CS2 divenne Sonic Team e si dedicò agli evergreen come, appunto, Sonic e Puyo Puyo: troviamo dunque giochi quali Sonic Rush, la serie Sonic Racers, Sonic e gli Anelli Segreti, Shadow the Hedgehog e moltissimi altri. CS3 fu invece il calderone in cui finì, sostanzialmente, tutto il resto: i soli titoli interni del team furono Valkyria Chronicles, Rise of Nightmare e Poles Big Adventure. Gli altri furono giochi convogliati da altri team di sviluppo come la serie Hatsune Miku: Project DIVA. Non mancò ovviamente il focus sugli arcade con risultati come The House of the Dead 4, Rambo, Virtua Fighter 5, Ghost Squad, Virtua Tennis e altri ancora, gestiti dalle già menzionate divisioni AM. Da ultimo, non per importanza, vennero i dispositivi mobile: Sega fu in prima fila, con Sonic Cafe nel 2000 e Super Real Tennis nel 2004, per citare un paio di esempi, ma la vera spinta arrivò con l'avvento degli smartphone nel 2008. Sega ne approfittò per lanciare giochi come Super Monkey Ball e Chu Chu Rocket: il primo scalò rapidamente le classifiche e mise Sega in una posizione fortunata sul mercato, aiutando così l'intera azienda. Lo staff di CS1 fu annesso per guidare la divisione giochi mobile, grazie a persone come il veterano della serie Yakuza Masayoshi Kikuchi oppure, più dedidi all'ambito sportivo, Takaya Segawa e Masamitsu Shiino. I titoli di spicco furono Kingdom Conquest 1 e 2, Go Dance, Demon Tribe, Dragon Coins, Monster Gear e Sen No Kaizoku (presente al TGS 2015).

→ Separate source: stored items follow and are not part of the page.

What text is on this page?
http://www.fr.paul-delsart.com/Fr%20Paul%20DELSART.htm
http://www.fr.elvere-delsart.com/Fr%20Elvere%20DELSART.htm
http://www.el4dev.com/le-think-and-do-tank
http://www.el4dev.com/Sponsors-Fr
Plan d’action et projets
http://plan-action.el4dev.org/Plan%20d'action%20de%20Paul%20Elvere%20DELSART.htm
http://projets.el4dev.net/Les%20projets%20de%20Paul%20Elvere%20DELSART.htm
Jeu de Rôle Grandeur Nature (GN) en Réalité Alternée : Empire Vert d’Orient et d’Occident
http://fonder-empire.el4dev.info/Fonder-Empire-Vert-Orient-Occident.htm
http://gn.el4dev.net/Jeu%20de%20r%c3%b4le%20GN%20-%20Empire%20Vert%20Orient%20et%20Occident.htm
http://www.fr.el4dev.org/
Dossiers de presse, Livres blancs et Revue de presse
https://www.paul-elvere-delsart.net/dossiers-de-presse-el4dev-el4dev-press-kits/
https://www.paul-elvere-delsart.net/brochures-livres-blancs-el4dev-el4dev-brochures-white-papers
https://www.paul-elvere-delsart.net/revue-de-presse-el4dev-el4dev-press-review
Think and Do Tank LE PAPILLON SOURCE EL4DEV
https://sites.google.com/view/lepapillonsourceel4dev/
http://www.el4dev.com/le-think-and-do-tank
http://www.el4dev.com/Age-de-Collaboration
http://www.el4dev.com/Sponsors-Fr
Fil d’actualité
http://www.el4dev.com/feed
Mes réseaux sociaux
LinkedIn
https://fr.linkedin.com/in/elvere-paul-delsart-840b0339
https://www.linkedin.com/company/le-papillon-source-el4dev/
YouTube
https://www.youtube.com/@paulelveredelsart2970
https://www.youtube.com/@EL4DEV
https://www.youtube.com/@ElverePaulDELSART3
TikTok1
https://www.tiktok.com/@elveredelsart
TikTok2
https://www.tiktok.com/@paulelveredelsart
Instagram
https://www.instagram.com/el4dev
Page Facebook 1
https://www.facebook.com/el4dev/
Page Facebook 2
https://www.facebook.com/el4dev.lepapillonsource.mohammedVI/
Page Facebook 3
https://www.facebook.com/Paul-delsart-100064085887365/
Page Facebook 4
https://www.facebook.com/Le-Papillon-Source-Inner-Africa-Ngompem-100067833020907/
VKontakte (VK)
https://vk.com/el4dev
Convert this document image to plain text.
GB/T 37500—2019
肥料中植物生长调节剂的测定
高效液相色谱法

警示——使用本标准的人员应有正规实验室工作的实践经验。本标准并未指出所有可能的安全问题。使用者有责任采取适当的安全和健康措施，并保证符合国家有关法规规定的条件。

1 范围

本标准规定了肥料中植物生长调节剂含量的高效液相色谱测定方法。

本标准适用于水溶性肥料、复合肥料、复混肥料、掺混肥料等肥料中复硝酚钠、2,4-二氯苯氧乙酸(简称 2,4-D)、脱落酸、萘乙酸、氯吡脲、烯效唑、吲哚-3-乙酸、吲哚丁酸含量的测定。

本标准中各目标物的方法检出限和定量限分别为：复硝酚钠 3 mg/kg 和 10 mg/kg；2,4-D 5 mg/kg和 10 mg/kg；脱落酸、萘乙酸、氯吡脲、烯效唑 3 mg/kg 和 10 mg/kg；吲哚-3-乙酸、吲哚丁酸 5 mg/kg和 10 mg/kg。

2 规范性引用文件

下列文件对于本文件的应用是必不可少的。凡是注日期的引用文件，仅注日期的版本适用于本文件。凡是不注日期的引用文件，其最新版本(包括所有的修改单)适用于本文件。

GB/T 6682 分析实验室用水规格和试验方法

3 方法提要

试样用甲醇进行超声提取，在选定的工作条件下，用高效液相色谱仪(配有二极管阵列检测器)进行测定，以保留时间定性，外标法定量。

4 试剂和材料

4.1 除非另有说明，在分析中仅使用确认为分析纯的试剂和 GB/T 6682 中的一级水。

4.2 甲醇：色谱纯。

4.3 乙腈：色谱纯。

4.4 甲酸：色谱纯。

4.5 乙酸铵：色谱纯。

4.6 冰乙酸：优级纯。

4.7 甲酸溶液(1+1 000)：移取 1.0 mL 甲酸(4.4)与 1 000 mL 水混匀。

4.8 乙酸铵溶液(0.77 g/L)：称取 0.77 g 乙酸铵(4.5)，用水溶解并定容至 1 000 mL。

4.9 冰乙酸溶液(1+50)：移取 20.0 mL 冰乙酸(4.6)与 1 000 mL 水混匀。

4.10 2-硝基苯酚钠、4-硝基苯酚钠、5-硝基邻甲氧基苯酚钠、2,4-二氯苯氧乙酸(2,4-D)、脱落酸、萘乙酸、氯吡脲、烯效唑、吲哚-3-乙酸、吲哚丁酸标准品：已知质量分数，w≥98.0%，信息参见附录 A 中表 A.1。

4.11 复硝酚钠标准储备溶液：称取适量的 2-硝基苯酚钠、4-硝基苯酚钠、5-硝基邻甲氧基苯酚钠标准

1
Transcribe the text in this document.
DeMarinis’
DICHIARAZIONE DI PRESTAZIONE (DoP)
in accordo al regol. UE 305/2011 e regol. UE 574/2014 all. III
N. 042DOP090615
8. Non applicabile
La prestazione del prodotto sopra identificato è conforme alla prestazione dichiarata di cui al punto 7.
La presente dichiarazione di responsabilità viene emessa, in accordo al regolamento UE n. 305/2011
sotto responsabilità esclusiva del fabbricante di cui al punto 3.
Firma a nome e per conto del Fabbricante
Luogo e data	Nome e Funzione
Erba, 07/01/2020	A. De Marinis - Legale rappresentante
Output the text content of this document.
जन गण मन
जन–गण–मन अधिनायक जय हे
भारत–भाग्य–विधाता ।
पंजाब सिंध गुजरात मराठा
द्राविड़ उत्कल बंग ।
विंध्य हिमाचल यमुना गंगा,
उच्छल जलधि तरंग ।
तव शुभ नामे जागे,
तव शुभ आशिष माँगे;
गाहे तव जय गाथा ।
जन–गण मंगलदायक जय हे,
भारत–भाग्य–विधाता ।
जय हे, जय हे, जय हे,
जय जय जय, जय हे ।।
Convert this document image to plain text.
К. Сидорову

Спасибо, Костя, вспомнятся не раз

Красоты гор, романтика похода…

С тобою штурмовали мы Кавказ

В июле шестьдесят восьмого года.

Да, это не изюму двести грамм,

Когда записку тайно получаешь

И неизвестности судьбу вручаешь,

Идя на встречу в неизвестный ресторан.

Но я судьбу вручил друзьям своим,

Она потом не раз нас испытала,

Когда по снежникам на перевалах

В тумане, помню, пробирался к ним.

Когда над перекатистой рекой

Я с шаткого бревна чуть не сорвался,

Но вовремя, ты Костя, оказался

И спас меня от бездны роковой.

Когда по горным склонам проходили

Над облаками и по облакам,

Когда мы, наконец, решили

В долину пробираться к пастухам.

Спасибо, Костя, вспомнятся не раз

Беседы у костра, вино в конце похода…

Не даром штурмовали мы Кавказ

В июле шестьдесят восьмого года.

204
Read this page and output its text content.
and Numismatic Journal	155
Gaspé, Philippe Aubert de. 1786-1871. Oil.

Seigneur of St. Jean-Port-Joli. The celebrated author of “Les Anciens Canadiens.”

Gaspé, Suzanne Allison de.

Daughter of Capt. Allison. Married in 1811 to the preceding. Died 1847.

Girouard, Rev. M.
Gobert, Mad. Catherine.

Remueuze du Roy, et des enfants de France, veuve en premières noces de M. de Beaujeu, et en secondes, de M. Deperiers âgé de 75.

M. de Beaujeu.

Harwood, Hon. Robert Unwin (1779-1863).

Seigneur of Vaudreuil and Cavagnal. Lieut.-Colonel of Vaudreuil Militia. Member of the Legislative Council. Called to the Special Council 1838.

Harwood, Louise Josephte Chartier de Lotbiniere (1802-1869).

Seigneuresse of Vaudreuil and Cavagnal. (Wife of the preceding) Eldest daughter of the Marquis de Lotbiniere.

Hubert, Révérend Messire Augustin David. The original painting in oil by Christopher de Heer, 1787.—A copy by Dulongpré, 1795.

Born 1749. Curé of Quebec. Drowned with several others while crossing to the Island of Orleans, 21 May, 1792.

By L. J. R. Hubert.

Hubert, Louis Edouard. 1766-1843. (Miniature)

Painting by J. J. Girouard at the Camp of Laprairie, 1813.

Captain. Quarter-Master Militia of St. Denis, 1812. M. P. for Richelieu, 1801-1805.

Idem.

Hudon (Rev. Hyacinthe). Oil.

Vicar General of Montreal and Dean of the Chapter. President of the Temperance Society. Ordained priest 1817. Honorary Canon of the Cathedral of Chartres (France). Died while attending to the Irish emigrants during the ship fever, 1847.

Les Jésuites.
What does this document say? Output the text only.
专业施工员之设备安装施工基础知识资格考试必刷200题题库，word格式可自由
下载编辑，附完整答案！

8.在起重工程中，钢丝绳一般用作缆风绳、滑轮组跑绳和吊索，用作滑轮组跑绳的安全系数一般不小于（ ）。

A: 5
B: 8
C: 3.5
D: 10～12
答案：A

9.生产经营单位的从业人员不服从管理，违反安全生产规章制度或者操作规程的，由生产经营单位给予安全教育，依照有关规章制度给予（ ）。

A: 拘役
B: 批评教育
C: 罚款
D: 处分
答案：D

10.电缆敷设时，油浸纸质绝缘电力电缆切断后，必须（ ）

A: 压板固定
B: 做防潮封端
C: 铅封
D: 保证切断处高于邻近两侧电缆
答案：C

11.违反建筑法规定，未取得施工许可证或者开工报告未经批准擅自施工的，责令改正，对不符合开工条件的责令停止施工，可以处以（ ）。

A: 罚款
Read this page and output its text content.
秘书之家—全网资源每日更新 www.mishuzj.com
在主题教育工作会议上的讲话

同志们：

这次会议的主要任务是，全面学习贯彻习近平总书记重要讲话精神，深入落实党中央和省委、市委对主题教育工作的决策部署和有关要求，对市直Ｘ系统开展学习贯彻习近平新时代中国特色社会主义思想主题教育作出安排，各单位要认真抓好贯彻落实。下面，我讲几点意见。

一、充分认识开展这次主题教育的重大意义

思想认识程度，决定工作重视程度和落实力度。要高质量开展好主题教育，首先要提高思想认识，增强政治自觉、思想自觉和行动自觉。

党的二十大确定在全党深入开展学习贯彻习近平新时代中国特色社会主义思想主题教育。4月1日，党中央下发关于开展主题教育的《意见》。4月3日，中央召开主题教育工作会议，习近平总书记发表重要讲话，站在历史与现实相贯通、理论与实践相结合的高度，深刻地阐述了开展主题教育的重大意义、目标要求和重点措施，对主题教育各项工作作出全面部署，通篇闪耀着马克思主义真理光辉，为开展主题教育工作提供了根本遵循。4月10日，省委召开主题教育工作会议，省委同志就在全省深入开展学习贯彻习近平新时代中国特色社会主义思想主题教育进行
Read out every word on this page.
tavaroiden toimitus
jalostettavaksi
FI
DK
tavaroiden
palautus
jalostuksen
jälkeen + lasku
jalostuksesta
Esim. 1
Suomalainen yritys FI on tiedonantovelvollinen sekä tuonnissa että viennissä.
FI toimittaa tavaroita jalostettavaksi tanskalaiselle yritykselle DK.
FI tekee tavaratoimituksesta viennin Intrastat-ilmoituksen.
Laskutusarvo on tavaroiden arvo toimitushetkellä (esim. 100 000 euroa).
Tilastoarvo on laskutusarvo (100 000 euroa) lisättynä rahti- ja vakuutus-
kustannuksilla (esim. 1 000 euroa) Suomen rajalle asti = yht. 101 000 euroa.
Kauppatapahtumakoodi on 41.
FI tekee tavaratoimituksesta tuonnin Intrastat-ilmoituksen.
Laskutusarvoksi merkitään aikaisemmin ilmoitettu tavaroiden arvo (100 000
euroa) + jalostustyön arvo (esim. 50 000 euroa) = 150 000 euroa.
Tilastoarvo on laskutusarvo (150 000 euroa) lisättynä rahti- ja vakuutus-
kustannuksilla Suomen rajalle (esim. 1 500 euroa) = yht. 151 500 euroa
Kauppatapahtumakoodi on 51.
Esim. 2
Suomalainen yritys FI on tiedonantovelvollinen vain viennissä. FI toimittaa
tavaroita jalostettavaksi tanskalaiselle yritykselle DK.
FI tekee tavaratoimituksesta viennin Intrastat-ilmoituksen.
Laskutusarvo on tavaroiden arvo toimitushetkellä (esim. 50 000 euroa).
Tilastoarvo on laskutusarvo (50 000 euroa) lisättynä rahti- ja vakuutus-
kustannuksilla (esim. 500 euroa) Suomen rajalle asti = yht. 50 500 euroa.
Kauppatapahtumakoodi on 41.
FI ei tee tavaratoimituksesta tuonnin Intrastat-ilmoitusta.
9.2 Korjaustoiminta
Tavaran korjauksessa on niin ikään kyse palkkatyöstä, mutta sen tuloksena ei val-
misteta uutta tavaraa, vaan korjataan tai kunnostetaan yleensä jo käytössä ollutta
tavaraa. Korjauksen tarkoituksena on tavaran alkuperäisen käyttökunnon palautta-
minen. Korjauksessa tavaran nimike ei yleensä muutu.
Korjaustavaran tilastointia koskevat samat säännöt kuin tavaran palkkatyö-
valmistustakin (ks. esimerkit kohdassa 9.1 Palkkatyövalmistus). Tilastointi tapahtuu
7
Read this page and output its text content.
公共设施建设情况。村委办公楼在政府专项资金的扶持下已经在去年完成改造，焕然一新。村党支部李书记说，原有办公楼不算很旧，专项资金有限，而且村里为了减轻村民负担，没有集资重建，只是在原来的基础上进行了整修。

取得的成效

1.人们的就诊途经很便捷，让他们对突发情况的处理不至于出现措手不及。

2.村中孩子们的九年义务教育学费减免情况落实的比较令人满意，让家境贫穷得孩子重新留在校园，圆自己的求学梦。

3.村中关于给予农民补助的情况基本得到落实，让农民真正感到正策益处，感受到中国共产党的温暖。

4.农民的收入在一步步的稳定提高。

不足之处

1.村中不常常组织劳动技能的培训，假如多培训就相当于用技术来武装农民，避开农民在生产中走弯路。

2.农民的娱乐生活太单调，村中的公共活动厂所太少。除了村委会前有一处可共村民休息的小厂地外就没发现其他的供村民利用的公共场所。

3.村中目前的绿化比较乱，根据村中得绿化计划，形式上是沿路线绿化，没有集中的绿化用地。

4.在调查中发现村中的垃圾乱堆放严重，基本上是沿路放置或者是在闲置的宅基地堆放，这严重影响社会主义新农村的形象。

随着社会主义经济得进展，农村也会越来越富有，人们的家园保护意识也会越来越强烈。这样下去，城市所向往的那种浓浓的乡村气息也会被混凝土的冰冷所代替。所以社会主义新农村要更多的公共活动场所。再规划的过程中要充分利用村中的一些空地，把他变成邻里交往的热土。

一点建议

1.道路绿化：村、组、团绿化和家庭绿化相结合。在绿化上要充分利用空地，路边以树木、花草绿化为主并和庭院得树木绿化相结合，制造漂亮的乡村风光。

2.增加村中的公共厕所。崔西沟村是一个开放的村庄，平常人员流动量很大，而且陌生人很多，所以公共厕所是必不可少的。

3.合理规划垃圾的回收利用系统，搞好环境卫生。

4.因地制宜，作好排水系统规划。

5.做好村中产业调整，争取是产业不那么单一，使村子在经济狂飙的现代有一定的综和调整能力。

Sega insomma è andata incontro a un risollevamento finanziario, dimostrandosi economicamente più sana di quanto non fosse nel periodo di Saturn e Dreamcast. Ciononostante, nel cuore dei giocatori, quei periodi sono stati i migliori dell'azienda persino a dispetto delle costanti perdite. Le ultime notizie, tra il già menzionato Game Gear Mini e il servizio cloud streaming basato sugli hardware degli arcade, non hanno fatto certo ben sperare verso un ritorno in pompa magna nel mercato delle console ma, se non altro, possiamo ancora consolarci con degli ottimi giochi.